Ali Irfan saat memberikan training motivasi dalam acara Mabit MI Luqman Al Hakim - foto- foto2 by Araf Hakim |
Saya merasa bahagia bisa
dipertemukan dengan anak-anak hebat pada kesempatan Mabit MI Luqman Al Hakim belum
lama ini. Saya juga tak kalah bahagianya pernah menjadi bagian sejarah dari MI
Luqman Al Hakim. Mendidik dan membersamai mereka di sekolah menjadi sejarah
tersendiri buat saya sekaligus menjadi sumber inspirasi.
Malam itu saya memperkenalkan diri
sebagai Pak Irfan.
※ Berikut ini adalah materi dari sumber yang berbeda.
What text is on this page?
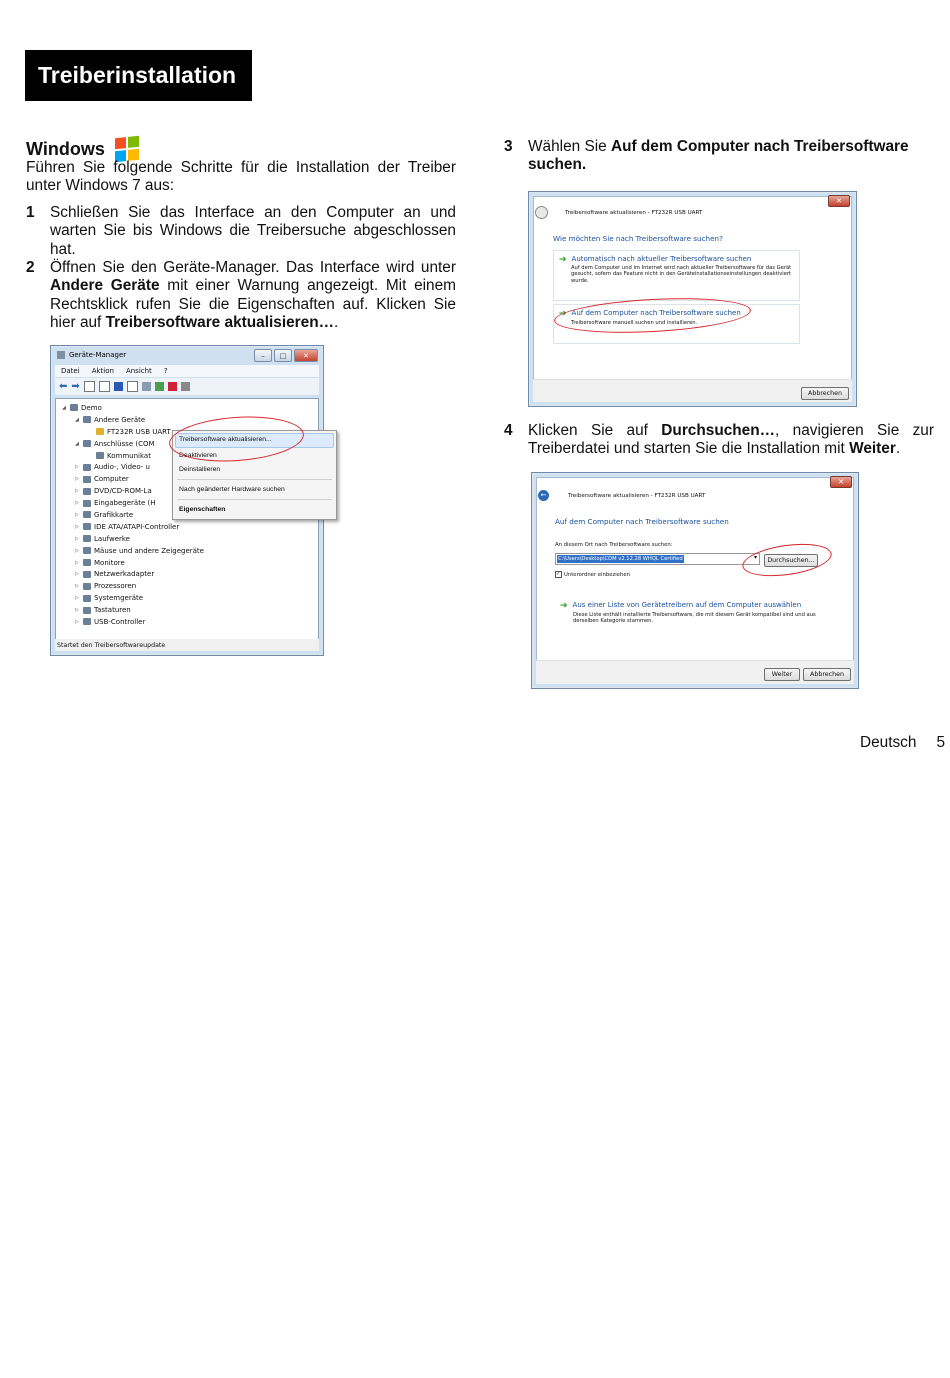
Treiberinstallation
Windows
Führen Sie folgende Schritte für die Installation der Treiber unter Windows 7 aus:
1	Schließen Sie das Interface an den Computer an und warten Sie bis Windows die Treibersuche abgeschlossen hat.
2	Öffnen Sie den Geräte-Manager. Das Interface wird unter Andere Geräte mit einer Warnung angezeigt. Mit einem Rechtsklick rufen Sie die Eigenschaften auf. Klicken Sie hier auf Treibersoftware aktualisieren….
3	Wählen Sie Auf dem Computer nach Treibersoftware suchen.
4	Klicken Sie auf Durchsuchen…, navigieren Sie zur Treiberdatei und starten Sie die Installation mit Weiter.
Geräte-Manager	–	□	✕
Datei Aktion Ansicht ?
⬅ ➡
◢	Demo
◢	Andere Geräte
FT232R USB UART
◢	Anschlüsse (COM
Kommunikat
▷	Audio-, Video- u
▷	Computer
▷	DVD/CD-ROM-La
▷	Eingabegeräte (H
▷	Grafikkarte
▷	IDE ATA/ATAPI-Controller
▷	Laufwerke
▷	Mäuse und andere Zeigegeräte
▷	Monitore
▷	Netzwerkadapter
▷	Prozessoren
▷	Systemgeräte
▷	Tastaturen
▷	USB-Controller
Startet den Treibersoftwareupdate
Treibersoftware aktualisieren...
Deaktivieren
Deinstallieren
Nach geänderter Hardware suchen
Eigenschaften
Treibersoftware aktualisieren - FT232R USB UART
✕
Wie möchten Sie nach Treibersoftware suchen?
➔ Automatisch nach aktueller Treibersoftware suchen
Auf dem Computer und im Internet wird nach aktueller Treibersoftware für das Gerät gesucht, sofern das Feature nicht in den Geräteinstallationseinstellungen deaktiviert wurde.
➔ Auf dem Computer nach Treibersoftware suchen
Treibersoftware manuell suchen und installieren.
Abbrechen
←	Treibersoftware aktualisieren - FT232R USB UART
✕
Auf dem Computer nach Treibersoftware suchen
An diesem Ort nach Treibersoftware suchen:
C:\Users\Desktop\CDM v2.12.28 WHQL Certified	▾	Durchsuchen...
✓ Unterordner einbeziehen
➔ Aus einer Liste von Gerätetreibern auf dem Computer auswählen
Diese Liste enthält installierte Treibersoftware, die mit diesem Gerät kompatibel sind und aus derselben Kategorie stammen.
Weiter	Abbrechen
Deutsch 5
Anak-anak melongo. Saya sampaikan dulu identitas saya ketika
masih mengajar di Luqman Al Hakim adalah Ustad Ali. Berkacamata, guru ramah,
menyenangkan, dan selalu ceria. Tapi sekarang identitas saya berubah. Di tempat
saya yang baru, SEMAI, saya memang menjadi manusia baru. saya bukan lagi
sebagai Ustad Ali, tapi sebagai Pak Irfan. Bedanya Pak Irfan tidak lagi pakai
kacamata, dengan gaya bahasa yang berbeda.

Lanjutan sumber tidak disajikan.